9 de Janeiro de 2018 | José Augusto Pacheco
QUOTIDIANOS
Opinião

Numa Coura distante, no tempo e no modo de vida, muito centrado na agricultura de subsistência, Zé da Naifa era um homem assaz conhecido na sua freguesia. Todos o conheciam e ele a todos conhecia pelo nome, fossem novos ou velhos, mesmo os que viviam em casas repletas de filharada.

Era pastor, percorrendo diariamente os montes de Ferreira e Formariz, com uma enorme disponibilidade para servir os outros. Gostava do que fazia e não se imaginava a cavar a terra dos campos, nem à espera que as sementes germinassem, pois era homem de andar de cabeça levantada e jamais se deixara curvar ao trabalho da enxada. Sim, era pastor, não de si, mas dos outros, não sendo o dono das ovelhas e cabras que guardava, com o máximo de zelo, não fosse alguma ficar tresmalhada.

Vivendo ainda em tempos marcados pelas práticas comunitárias na agricultura, expressas pela altruísta voz corrente “Se me ajudas, também te ajudo”, que Coura conheceu de forma muito humana, Zé da Naifa recebia todos os dias, contando também sábados e domingos, os rebanhos dos outros agricultores, que ele, juntamente com os seus muitos filhos, sabia administrar de forma sublime.

Era um mestre feito pela experiência que herdara de seus pais e avós, sentindo prazer no que fazia e no modo como os outros confiavam plenamente nesta sua eterna disponibilidade. E dizia que o seu ganha-pão lhe corria nas veias, por mais pobreza que daí adviesse.

Recebendo tanta e tanta cabeça de gado, que guardava durante o dia, em pastoreio quase comunitário, organizava vários rebanhos que distribuía pelos filhos, deixando os que iam para os lugares mais longínquos para os filhos de maior valentia corporal.

Em contrapartida, Zé da Naifa pouco ou nada recebia pelo trabalho realizado, a não ser produtos do campo, sobretudo o milho para a broa, cozida no forno que edificara junto ao casebre onde vivia, alguns ovos e, raramente, um frango ou uma galinha. Dinheiro nem vê-lo, quanto mais sentir-lhe o cheiro ou ouvir o som das moedas negras de misérias incontáveis, que bem poderiam narrar se por acaso falassem.

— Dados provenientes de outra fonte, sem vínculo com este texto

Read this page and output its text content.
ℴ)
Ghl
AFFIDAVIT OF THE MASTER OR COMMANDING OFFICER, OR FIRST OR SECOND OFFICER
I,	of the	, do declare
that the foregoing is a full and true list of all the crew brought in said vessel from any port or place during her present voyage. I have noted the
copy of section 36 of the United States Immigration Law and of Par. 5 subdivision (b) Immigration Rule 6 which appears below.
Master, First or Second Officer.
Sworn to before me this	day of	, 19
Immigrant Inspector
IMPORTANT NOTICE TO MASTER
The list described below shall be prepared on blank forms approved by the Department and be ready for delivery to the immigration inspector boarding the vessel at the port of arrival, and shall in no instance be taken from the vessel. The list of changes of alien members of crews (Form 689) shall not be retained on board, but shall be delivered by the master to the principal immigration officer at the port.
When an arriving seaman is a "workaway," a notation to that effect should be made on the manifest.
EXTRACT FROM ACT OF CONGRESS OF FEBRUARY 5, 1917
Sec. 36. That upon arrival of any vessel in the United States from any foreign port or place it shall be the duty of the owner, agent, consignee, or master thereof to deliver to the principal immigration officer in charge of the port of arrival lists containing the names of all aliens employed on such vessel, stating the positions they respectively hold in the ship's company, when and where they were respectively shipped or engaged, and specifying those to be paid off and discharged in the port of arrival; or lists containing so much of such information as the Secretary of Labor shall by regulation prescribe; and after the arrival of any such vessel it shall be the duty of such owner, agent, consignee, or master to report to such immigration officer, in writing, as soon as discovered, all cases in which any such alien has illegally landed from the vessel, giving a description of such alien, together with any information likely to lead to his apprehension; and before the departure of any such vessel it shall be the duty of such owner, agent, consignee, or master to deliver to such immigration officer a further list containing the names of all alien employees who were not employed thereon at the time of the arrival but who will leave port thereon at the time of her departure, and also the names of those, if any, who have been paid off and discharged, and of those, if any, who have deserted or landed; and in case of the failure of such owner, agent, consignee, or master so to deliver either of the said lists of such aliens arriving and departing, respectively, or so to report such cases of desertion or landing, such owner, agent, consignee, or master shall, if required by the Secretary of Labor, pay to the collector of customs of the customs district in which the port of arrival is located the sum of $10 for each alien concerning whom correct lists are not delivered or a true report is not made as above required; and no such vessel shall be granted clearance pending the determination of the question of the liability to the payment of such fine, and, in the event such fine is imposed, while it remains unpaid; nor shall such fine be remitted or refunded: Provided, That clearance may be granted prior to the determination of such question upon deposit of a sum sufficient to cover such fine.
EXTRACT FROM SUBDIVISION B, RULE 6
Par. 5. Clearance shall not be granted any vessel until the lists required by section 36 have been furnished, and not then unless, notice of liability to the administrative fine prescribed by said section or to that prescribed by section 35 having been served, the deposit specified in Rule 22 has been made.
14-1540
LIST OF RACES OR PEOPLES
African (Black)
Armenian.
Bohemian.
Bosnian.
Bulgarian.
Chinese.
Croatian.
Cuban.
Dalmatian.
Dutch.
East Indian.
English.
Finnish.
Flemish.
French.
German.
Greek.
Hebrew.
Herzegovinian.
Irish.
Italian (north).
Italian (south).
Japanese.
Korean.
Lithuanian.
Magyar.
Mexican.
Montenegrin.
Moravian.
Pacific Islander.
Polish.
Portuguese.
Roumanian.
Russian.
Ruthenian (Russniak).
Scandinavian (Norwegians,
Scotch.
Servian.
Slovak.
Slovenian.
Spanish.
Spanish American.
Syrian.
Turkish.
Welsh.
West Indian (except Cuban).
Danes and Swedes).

À medida que os anos lhe deixavam rugas cada vez mais profundas no rosto de um longo sorriso, que sempre mantinha, Zé da Naifa sentia que as forças se iam quebrando, não sabendo bem a razão, mais ainda quando agora tinha de andar mais tempo pelos montes, porque seus filhos tinham começado, uns atrás dos outros, como num carrossel colorido das festas do concelho, a emigrar para lá dos montes de Espanha, em busca da realização de um imaginário poderoso e impossível de parar.

Emigrar era sinónimo de uma outra vida e os filhos do Zé da Naifa fizeram-no de forma natural, deixando para trás um pastor cada vez mais debilitado, levando com os seus sonhos o fim de um pastor que sempre se orgulhou da sua nobre profissão.